Learn how to live with technology—the healthy way, by optimizing your time spent e-mailing, texting, on Facebook, and web surfing.

This program will enable families to communicate better, employees to be more productive, and friends to stay in touch. Sieberg teaches us how to manage and use the technology in our lives to our advantage, without letting it control us.

Verdict: I should disclose here that the author of THE DIGITAL DIET, Daniel Sieberg, is a close friend and a news-career colleague of mine. While that certainly carries some friendly bias into this review, it also makes it possible for me to vouch for the personal premise of his book: His work as a tech journalist has created a sometimes searing exposure to personal technology's most seductive addictions.
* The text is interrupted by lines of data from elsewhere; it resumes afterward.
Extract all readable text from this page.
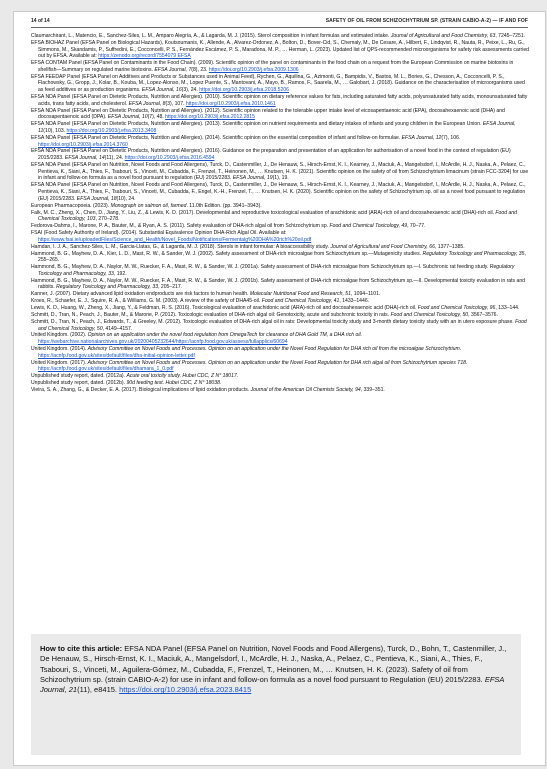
14 of 14	SAFETY OF OIL FROM SCHIZOCHYTRIUM SP. (STRAIN CABIO-A-2) — IF AND FOF
Claumarchirant, L., Matencio, E., Sanchez-Siles, L. M., Amparo Alegría, A., & Lagarda, M. J. (2015). Sterol composition in infant formulas and estimated intake. Journal of Agricultural and Food Chemistry, 63, 7245–7251.
EFSA BIOHAZ Panel (EFSA Panel on Biological Hazards), Koutsoumanis, K., Allende, A., Alvarez-Ordonez, A., Bolton, D., Bover-Cid, S., Chemaly, M., De Cesare, A., Hilbert, F., Lindqvist, R., Nauta, R., Peixe, L., Ru, G., Simmons, M., Skandamis, P., Suffredini, E., Cocconcelli, P. S., Fernández Escámez, P. S., Maradona, M. P., … Herman, L. (2023). Updated list of QPS-recommended microorganisms for safety risk assessments carried out by EFSA. Available at: https://zenodo.org/record/7554079 EFSA
EFSA CONTAM Panel (EFSA Panel on Contaminants in the Food Chain). (2009). Scientific opinion of the panel on contaminants in the food chain on a request from the European Commission on marine biotoxins in shellfish—Summary on regulated marine biotoxins. EFSA Journal, 7(8), 23. https://doi.org/10.2903/j.efsa.2009.1306
EFSA FEEDAP Panel (EFSA Panel on Additives and Products or Substances used in Animal Feed), Rychen, G., Aquilina, G., Azimonti, G., Bampidis, V., Bastos, M. L., Bories, G., Chesson, A., Cocconcelli, P. S., Flachowsky, G., Gropp, J., Kolar, B., Kouba, M., Lopez-Alonso, M., Lopez Puente, S., Mantovani, A., Mayo, B., Ramos, F., Saarela, M., … Galobart, J. (2018). Guidance on the characterisation of microorganisms used as feed additives or as production organisms. EFSA Journal, 16(3), 24. https://doi.org/10.2903/j.efsa.2018.5206
EFSA NDA Panel (EFSA Panel on Dietetic Products, Nutrition and Allergies). (2010). Scientific opinion on dietary reference values for fats, including saturated fatty acids, polyunsaturated fatty acids, monounsaturated fatty acids, trans fatty acids, and cholesterol. EFSA Journal, 8(3), 107. https://doi.org/10.2903/j.efsa.2010.1461
EFSA NDA Panel (EFSA Panel on Dietetic Products, Nutrition and Allergies). (2012). Scientific opinion related to the tolerable upper intake level of eicosapentaenoic acid (EPA), docosahexaenoic acid (DHA) and docosapentaenoic acid (DPA). EFSA Journal, 10(7), 48. https://doi.org/10.2903/j.efsa.2012.2815
EFSA NDA Panel (EFSA Panel on Dietetic Products, Nutrition and Allergies). (2013). Scientific opinion on nutrient requirements and dietary intakes of infants and young children in the European Union. EFSA Journal, 11(10), 103. https://doi.org/10.2903/j.efsa.2013.3408
EFSA NDA Panel (EFSA Panel on Dietetic Products, Nutrition and Allergies). (2014). Scientific opinion on the essential composition of infant and follow-on formulae. EFSA Journal, 12(7), 106. https://doi.org/10.2903/j.efsa.2014.3760
EFSA NDA Panel (EFSA Panel on Dietetic Products, Nutrition and Allergies). (2016). Guidance on the preparation and presentation of an application for authorisation of a novel food in the context of regulation (EU) 2015/2283. EFSA Journal, 14(11), 24. https://doi.org/10.2903/j.efsa.2016.4594
EFSA NDA Panel (EFSA Panel on Nutrition, Novel Foods and Food Allergens), Turck, D., Castenmiller, J., De Henauw, S., Hirsch-Ernst, K. I., Kearney, J., Maciuk, A., Mangelsdorf, I., McArdle, H. J., Naska, A., Pelaez, C., Pentieva, K., Siani, A., Thies, F., Tsabouri, S., Vinceti, M., Cubadda, F., Frenzel, T., Heinonen, M., … Knutsen, H. K. (2021). Scientific opinion on the safety of oil from Schizochytrium limacinum (strain FCC-3204) for use in infant and follow-on formula as a novel food pursuant to regulation (EU) 2015/2283. EFSA Journal, 19(1), 19.
EFSA NDA Panel (EFSA Panel on Nutrition, Novel Foods and Food Allergens), Turck, D., Castenmiller, J., De Henauw, S., Hirsch-Ernst, K. I., Kearney, J., Maciuk, A., Mangelsdorf, I., McArdle, H. J., Naska, A., Pelaez, C., Pentieva, K., Siani, A., Thies, F., Tsabouri, S., Vinceti, M., Cubadda, F., Engel, K.-H., Frenzel, T., … Knutsen, H. K. (2020). Scientific opinion on the safety of Schizochytrium sp. oil as a novel food pursuant to regulation (EU) 2015/2283. EFSA Journal, 18(10), 24.
European Pharmacopoeia. (2023). Monograph on salmon oil, farmed. 11.0th Edition. (pp. 3941–3943).
Falk, M. C., Zheng, X., Chen, D., Jiang, Y., Liu, Z., & Lewis, K. D. (2017). Developmental and reproductive toxicological evaluation of arachidonic acid (ARA)-rich oil and docosahexaenoic acid (DHA)-rich oil. Food and Chemical Toxicology, 103, 270–278.
Fedorova-Dahms, I., Marone, P. A., Bauter, M., & Ryan, A. S. (2011). Safety evaluation of DHA-rich algal oil from Schizochytrium sp. Food and Chemical Toxicology, 49, 70–77.
FSAI (Food Safety Authority of Ireland). (2014). Substantial Equivalence Opinion DHA-Rich Algal Oil. Available at: https://www.fsai.ie/uploadedFiles/Science_and_Health/Novel_Foods/Notifications/Fermentalg%20DHA%20rich%20oil.pdf
Hamdan, I. J. A., Sanchez-Siles, L. M., Garcia-Llatas, G., & Lagarda, M. J. (2018). Sterols in infant formulas: A bioaccessibility study. Journal of Agricultural and Food Chemistry, 66, 1377–1385.
Hammond, B. G., Mayhew, D. A., Kier, L. D., Mast, R. W., & Sander, W. J. (2002). Safety assessment of DHA-rich microalgae from Schizochytrium sp.—Mutagenicity studies. Regulatory Toxicology and Pharmacology, 35, 255–265.
Hammond, B. G., Mayhew, D. A., Naylor, M. W., Ruecker, F. A., Mast, R. W., & Sander, W. J. (2001a). Safety assessment of DHA-rich microalgae from Schizochytrium sp.—I. Subchronic rat feeding study. Regulatory Toxicology and Pharmacology, 33, 192.
Hammond, B. G., Mayhew, D. A., Naylor, M. W., Ruecker, F. A., Mast, R. W., & Sander, W. J. (2001b). Safety assessment of DHA-rich microalgae from Schizochytrium sp.—II. Developmental toxicity evaluation in rats and rabbits. Regulatory Toxicology and Pharmacology, 33, 205–217.
Kanner, J. (2007). Dietary advanced lipid oxidation endproducts are risk factors to human health. Molecular Nutritional Food and Research, 51, 1094–1101.
Kroes, R., Schaefer, E. J., Squire, R. A., & Williams, G. M. (2003). A review of the safety of DHA45-oil. Food and Chemical Toxicology, 41, 1433–1446.
Lewis, K. D., Huang, W., Zheng, X., Jiang, Y., & Feldman, R. S. (2016). Toxicological evaluation of arachidonic acid (ARA)-rich oil and docosahexaenoic acid (DHA)-rich oil. Food and Chemical Toxicology, 96, 133–144.
Schmitt, D., Tran, N., Peach, J., Bauter, M., & Marone, P. (2012). Toxicologic evaluation of DHA-rich algal oil: Genotoxicity, acute and subchronic toxicity in rats. Food and Chemical Toxicology, 50, 3567–3576.
Schmitt, D., Tran, N., Peach, J., Edwards, T., & Greeley, M. (2012). Toxicologic evaluation of DHA-rich algal oil in rats: Developmental toxicity study and 3-month dietary toxicity study with an in utero exposure phase. Food and Chemical Toxicology, 50, 4149–4157.
United Kingdom. (2002). Opinion on an application under the novel food regulation from OmegaTech for clearance of DHA Gold TM, a DHA rich oil. https://webarchive.nationalarchives.gov.uk/20200405232644/https://acnfp.food.gov.uk/assess/fullapplics/60694
United Kingdom. (2014). Advisory Committee on Novel Foods and Processes. Opinion on an application under the Novel Food Regulation for DHA rich oil from the microalgae Schizochytrium. https://acnfp.food.gov.uk/sites/default/files/dha-initial-opinion-letter.pdf
United Kingdom. (2017). Advisory Committee on Novel Foods and Processes. Opinion on an application under the Novel Food Regulation for DHA rich algal oil from Schizochytrium species T18. https://acnfp.food.gov.uk/sites/default/files/dhamara_1_0.pdf
Unpublished study report, dated. (2012a). Acute oral toxicity study. Hubei CDC, Z N° 18017.
Unpublished study report, dated. (2012b). 90d feeding test. Hubei CDC, Z N° 18038.
Vieira, S. A., Zhang, G., & Decker, E. A. (2017). Biological implications of lipid oxidation products. Journal of the American Oil Chemists Society, 94, 339–351.
How to cite this article: EFSA NDA Panel (EFSA Panel on Nutrition, Novel Foods and Food Allergens), Turck, D., Bohn, T., Castenmiller, J., De Henauw, S., Hirsch-Ernst, K. I., Maciuk, A., Mangelsdorf, I., McArdle, H. J., Naska, A., Pelaez, C., Pentieva, K., Siani, A., Thies, F., Tsabouri, S., Vinceti, M., Aguilera-Gómez, M., Cubadda, F., Frenzel, T., Heinonen, M., … Knutsen, H. K. (2023). Safety of oil from Schizochytrium sp. (strain CABIO-A-2) for use in infant and follow-on formula as a novel food pursuant to Regulation (EU) 2015/2283. EFSA Journal, 21(11), e8415. https://doi.org/10.2903/j.efsa.2023.8415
Organized into a month of staged concepts and exercises, Daniel's program to free yourself from online obesity includes elements of detox, developing a "virtual weight index," and relearning with a few tricks to connect with important people directly. And, mercifully, there's no "Back your car over that iPhone immediately!" command. Daniel understands we're not going to get far by trying to reverse our collective march into the digital sunset. That course has been charted. Instead, he wants you to learn to live with a "sustainable intake" of tech influence, not be staggered and run over by ringtones and Cloud-fails.

Of course, few of us will experience the kind of epiphany about our tech habits that Daniel had during a video shoot he did off West End, Grand Bahama, observed by a large and apparently unplugged tiger shark. "I actually had the urge to use my BlackBerry underwater," Daniel writes, "while a fearsome predator stared me down. What the hell was wrong with me?"

What was "wrong" with him can hit any of us. You don't have to be what TV-speak calls a "tech guru" or to dive with sharks for television specials to know the allure of the LED-pulsing, forever churning techno reef our world has become. Always a next version, a next generation, a next iteration, the better screen, the faster connectivity, the higher pixel count, and schools and schools and schools of fishy folks all swimming in precisely the same direction. (They bonded while standing in line at 3 a.m. to buy the next great piece of bait dangled in front of them.)

Daniel "got it honest," coming to his work with a native interest in computers and those far-flung inter-webs. Where I think he does his best work for the networks is in blowing away the PR smoke screens used by the persuasion-profiling corporate forces behind the roll-outs. He knows better than we do that when we speak of "tech advances," we often mean advances into our time, our space, our privacy, and our peace of mind. And I confess that for all the tricks I've learned to find focus and the mental room I need for creative work, I'm still hand-over-fist with my tech, teetering daily between DIGITAL DIET-ing and G4 grazing.

Daniel's book has been good for me in this regard. (I've had an advance copy to peruse.) And if you are among the folks who are really troubled by a sense of kneejerk enslavement to tech's treats, you can find hope here, too. Two factors are in your favor:

(1) Daniel Sieberg is frequently the "gadget guy" you just saw hurling one device after another over his shoulder as he powered through CES, a true expert in the field. If he can develop a program to help himself beat the charger-choked craze that such a job becomes, then the rest of us can beat it, too.

(2) I also hope you'll notice that his writings here come from way beyond the glam-soaked, neon-buzzing, stage-roaming CEO interviews and tablet wars. It's the sheer heart with which Daniel writes.

Clean, spirited, and never less than committed, Daniel Sieberg's text comes from a point of personal investment, at times of real crisis. He cares about your experience in the jangling jungle because he has to work there every damned day. In this book, you meet a fellow who's had to figure out how to remember that his life is deeper than the hurly-burly of talk shows and those fad-fueled liveshots.

I don't, actually, think this is the end of Dan's journey. It reads to me as a prelude to new adjustments, not just a farewell to old ones. But if the trip he's on in life can offer us, from time to time, something as rare as this book--a how-to guide with genuine conviction and personable concern--then we're lucky to share the ride with him.